Parkinson hastalığı, yaklaşık 10% oranında ailevi olup genetik geçiş gösterir. 65 yaş üzerinde, 1% sıklığında görülür. Yaş ilerledikçe Parkinson hastalığının sıklığı artar. 40 yaşının altında nadir görülür ve bu yaş grubundaki olguların çoğu, ailevi özellik gösterir. Herkes Parkinson hastası olabilir fakat erkeklerde kadınlara göre, böcek ilaçları gibi kimyevi maruziyeti olanlarda, olmayanlara göre ve kafa yaralanması olan kişilerde, olmayanlara göre daha sık görülür. İlerleyici bir hastalıktır. İleri yaşta, önemli bir sakatlık nedenidir. Hastalığın şiddeti, kişiden kişiye değişmekle birlikte bazı ailevi olgularda ve bazı özel genetik bozukluklarında daha ağır seyretmektedir. Hastalığı önlemek için yapabileceklerimiz sınırlı olmakla birlikte düzenli olarak orta-ağır egzersiz yapanlar, Akdeniz tipi beslenme yani zeytinyağı sebze ağırlıklı diyet alışkanlığı olanlar ile çay ve kahve tüketenlerde daha az görülür.
Tedavisi Nedir?
Parkinson hastalığının tedavisi, eksik olan molekül olan dopaminin yerine konması şeklinde yapılır. Yani üretilemeyen dopamin dışarıdan sağlanır. Dopamin, ağızdan alındığında beyne geçemediğinden Levodopa olarak adlandırılan öncü molekül tedavide kullanılır. 1960’larda ilaç olarak kullanılmaya başlandığı zamandan günümüze kadar Levodopa’dan daha etkili bir Parkinson ilacı bulunamamıştır. Gün içinde sık aralıklarla alınması ve yan etki olarak yıllar içinde sallanma, kıvrılma, kasılma şeklinde istemsiz hareketlere neden olması, Levodopa tedavisinin en önemli sorunlarıdır. Bunları gidermek için 1970’li yıllarda dopamin benzeri moleküller geliştirilmiş ve tedavide kullanılmaya başlanmış ve son 20 yıl içinde de eklenen uzun etkili ilaçlar ile kullanımları yaygınlaşmıştır. İlerleyici bir hastalık olan Parkinson hastalığında, ağızdan ilaç alımı ile tedavi yetersiz kaldığında veya yan etki geliştiğinde tedavi, cihaz destekli olabilmektedir.

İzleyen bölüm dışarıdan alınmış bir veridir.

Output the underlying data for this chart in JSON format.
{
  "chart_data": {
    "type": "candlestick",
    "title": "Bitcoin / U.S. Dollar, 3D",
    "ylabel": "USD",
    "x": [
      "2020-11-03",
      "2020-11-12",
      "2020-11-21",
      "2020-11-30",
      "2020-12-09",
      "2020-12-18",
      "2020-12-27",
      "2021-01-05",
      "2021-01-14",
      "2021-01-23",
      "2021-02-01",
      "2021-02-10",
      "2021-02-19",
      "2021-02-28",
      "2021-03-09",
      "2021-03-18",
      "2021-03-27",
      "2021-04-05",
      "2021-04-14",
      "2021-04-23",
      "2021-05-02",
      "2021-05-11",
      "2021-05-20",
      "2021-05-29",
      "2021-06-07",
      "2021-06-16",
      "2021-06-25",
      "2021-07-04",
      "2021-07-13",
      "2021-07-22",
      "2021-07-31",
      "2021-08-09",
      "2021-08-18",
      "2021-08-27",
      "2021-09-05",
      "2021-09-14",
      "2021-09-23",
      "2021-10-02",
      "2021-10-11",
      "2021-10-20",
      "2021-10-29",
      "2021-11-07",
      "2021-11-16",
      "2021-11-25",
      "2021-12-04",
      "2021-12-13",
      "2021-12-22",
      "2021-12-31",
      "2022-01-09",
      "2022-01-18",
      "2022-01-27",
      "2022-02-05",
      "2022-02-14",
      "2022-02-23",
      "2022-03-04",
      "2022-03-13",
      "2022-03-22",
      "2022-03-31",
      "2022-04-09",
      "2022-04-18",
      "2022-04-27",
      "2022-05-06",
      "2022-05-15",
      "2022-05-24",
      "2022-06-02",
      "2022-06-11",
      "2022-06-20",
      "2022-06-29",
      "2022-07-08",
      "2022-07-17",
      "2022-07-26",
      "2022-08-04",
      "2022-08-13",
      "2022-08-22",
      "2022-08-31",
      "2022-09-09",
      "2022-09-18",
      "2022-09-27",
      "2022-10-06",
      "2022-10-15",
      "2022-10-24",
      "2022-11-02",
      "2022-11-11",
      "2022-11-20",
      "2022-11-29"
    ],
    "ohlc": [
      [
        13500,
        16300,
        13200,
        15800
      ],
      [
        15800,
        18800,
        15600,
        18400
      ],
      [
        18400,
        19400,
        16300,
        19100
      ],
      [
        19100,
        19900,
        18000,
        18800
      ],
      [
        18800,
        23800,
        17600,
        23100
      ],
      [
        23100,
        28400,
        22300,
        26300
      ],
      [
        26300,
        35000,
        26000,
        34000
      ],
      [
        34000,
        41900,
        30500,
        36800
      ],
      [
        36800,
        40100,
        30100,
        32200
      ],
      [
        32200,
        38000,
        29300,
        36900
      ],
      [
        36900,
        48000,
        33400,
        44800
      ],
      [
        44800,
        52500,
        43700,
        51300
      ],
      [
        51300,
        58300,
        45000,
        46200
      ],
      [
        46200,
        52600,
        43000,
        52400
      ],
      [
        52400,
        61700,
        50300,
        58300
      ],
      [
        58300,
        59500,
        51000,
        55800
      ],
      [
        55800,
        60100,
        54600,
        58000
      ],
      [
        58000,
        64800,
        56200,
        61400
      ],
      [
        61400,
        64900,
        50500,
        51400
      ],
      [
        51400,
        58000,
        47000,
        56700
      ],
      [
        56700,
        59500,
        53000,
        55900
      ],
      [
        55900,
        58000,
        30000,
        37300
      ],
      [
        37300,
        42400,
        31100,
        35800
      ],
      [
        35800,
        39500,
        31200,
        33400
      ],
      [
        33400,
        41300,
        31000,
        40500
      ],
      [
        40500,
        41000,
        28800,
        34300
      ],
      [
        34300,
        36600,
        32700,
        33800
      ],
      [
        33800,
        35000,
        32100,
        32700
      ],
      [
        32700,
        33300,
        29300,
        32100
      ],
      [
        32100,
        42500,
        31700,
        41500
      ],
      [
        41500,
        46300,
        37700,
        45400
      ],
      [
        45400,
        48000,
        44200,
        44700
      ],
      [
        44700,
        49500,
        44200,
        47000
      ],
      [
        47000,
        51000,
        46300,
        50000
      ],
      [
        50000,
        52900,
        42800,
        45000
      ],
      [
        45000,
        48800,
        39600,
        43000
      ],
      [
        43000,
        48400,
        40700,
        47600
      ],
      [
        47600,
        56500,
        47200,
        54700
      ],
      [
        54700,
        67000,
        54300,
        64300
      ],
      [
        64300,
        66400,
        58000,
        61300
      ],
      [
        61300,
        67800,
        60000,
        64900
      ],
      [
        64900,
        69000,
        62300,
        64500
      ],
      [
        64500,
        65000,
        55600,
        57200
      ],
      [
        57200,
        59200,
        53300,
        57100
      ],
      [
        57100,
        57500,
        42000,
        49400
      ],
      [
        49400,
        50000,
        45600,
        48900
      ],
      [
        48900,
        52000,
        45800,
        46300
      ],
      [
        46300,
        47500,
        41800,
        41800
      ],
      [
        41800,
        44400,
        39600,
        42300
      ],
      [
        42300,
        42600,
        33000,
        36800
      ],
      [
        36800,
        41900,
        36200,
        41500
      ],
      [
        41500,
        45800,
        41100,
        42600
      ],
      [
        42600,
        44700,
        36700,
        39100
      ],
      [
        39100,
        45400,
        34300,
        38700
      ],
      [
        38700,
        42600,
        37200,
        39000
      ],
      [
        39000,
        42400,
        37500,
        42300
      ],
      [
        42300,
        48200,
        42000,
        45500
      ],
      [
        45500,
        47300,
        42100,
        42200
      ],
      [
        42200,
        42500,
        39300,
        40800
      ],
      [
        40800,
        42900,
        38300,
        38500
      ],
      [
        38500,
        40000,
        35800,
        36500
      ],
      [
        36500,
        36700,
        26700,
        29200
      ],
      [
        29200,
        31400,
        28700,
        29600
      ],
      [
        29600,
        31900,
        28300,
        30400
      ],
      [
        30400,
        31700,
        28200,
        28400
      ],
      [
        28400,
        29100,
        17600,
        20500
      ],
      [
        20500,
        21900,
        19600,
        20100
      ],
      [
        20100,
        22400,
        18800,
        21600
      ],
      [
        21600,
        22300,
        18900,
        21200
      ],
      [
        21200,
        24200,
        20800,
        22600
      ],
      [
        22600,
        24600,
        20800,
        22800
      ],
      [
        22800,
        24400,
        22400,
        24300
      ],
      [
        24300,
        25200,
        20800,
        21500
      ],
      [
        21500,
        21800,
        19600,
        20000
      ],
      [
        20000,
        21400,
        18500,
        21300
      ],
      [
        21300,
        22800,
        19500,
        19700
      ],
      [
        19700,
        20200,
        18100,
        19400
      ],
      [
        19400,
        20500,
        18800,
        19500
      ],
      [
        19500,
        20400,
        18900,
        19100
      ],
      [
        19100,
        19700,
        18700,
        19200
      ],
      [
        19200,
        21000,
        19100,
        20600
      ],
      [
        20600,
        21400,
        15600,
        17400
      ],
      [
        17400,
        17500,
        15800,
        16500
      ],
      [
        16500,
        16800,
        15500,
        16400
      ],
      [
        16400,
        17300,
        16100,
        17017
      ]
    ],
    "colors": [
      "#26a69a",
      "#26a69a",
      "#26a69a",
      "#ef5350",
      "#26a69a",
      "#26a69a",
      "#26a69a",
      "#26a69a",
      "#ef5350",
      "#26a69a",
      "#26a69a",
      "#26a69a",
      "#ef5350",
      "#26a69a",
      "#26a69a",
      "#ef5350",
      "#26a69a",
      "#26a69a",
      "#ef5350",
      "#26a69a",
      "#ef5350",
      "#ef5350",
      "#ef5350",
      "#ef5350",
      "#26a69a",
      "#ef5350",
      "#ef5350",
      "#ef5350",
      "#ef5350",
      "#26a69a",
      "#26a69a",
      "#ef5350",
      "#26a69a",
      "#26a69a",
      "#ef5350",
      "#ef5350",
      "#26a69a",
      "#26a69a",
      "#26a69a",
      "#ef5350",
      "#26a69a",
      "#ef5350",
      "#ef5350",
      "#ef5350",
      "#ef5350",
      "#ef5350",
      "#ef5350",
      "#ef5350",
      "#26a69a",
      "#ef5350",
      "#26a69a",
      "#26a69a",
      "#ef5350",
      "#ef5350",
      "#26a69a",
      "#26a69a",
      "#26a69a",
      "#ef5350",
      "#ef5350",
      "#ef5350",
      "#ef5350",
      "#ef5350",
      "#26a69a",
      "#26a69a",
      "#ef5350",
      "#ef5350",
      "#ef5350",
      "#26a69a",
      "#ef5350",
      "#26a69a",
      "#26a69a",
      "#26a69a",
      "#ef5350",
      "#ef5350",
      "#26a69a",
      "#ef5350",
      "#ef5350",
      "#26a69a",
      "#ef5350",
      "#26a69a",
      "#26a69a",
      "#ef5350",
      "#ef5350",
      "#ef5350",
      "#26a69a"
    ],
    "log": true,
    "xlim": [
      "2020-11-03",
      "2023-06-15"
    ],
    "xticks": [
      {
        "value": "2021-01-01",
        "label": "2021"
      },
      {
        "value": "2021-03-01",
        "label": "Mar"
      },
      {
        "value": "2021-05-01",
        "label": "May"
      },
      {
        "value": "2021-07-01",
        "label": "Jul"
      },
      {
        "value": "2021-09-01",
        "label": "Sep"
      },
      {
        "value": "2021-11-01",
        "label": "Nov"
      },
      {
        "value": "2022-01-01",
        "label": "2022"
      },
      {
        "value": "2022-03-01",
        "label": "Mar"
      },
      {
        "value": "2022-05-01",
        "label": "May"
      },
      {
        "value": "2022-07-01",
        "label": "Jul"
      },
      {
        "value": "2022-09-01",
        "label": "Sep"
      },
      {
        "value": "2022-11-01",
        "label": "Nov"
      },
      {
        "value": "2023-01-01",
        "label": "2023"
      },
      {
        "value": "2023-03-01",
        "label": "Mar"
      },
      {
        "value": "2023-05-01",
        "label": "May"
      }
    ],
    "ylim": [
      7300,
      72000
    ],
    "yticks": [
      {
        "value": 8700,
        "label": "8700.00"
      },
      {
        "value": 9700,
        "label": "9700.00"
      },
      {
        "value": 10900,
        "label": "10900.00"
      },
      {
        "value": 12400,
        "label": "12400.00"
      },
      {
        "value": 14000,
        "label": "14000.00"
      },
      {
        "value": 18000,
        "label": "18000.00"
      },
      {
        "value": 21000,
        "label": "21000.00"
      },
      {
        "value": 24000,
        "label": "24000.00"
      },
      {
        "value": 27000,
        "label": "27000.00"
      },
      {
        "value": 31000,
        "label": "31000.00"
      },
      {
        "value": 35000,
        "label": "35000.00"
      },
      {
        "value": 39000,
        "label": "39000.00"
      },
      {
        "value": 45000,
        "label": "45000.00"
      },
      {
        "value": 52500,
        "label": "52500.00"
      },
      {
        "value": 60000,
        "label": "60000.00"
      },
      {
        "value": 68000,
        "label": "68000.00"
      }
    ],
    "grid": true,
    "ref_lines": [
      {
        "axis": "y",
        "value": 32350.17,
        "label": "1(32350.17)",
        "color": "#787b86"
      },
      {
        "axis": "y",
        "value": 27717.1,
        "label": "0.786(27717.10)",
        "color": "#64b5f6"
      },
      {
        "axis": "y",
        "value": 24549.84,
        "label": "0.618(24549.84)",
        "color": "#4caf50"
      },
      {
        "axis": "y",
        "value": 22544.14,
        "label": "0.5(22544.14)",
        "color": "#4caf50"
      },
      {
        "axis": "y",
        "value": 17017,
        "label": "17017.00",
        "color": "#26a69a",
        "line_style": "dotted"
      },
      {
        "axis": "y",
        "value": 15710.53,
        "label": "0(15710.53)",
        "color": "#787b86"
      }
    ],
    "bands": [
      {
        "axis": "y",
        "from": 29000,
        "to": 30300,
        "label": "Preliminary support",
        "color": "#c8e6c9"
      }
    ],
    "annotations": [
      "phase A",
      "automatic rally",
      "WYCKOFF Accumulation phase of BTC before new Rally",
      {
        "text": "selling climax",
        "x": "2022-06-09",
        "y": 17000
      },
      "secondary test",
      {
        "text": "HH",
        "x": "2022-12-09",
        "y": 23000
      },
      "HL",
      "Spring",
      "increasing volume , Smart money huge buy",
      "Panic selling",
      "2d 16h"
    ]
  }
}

Hastalığın seyrini değiştirebilecek, ilerleyen hasarı durdurabilecek tedaviler, Parkinson hastalığı için henüz mümkün değildir. Fakat birçok ülkede Sinir Bilimi ile ilgili birçok araştırma merkezinde, Parkinson hastalığına neden olan mekanizmaları tespit etmek ve bu mekanizmaları düzeltebilecek ilaçları geliştirmek üzere çok ciddi, yüksek kalitede çalışmalar yürütülmekte ve adım adım elde edilen veriler gelecekle ilgili umutları artırmaktadır.
Aile Çevresi ve Arkadaş Desteği Önemlidir
200 yıl önce tanımlanan, belirtileri ancak 80 yıldır tedavi edilebilen Parkinson hastalığının toplum içinde bilinirliğini artırmanın, hastalık endişelerimizi azaltacağına inanıyorum. Hekim, aile yakını, arkadaş olarak her birimizin Parkinson hastalarımıza vereceği maddi ve manevi desteğin ve hastalarımızın Parkinson hastalığı ile ilgili yürütülen çalışmalara vereceği katkının ise değeri ölçülemez.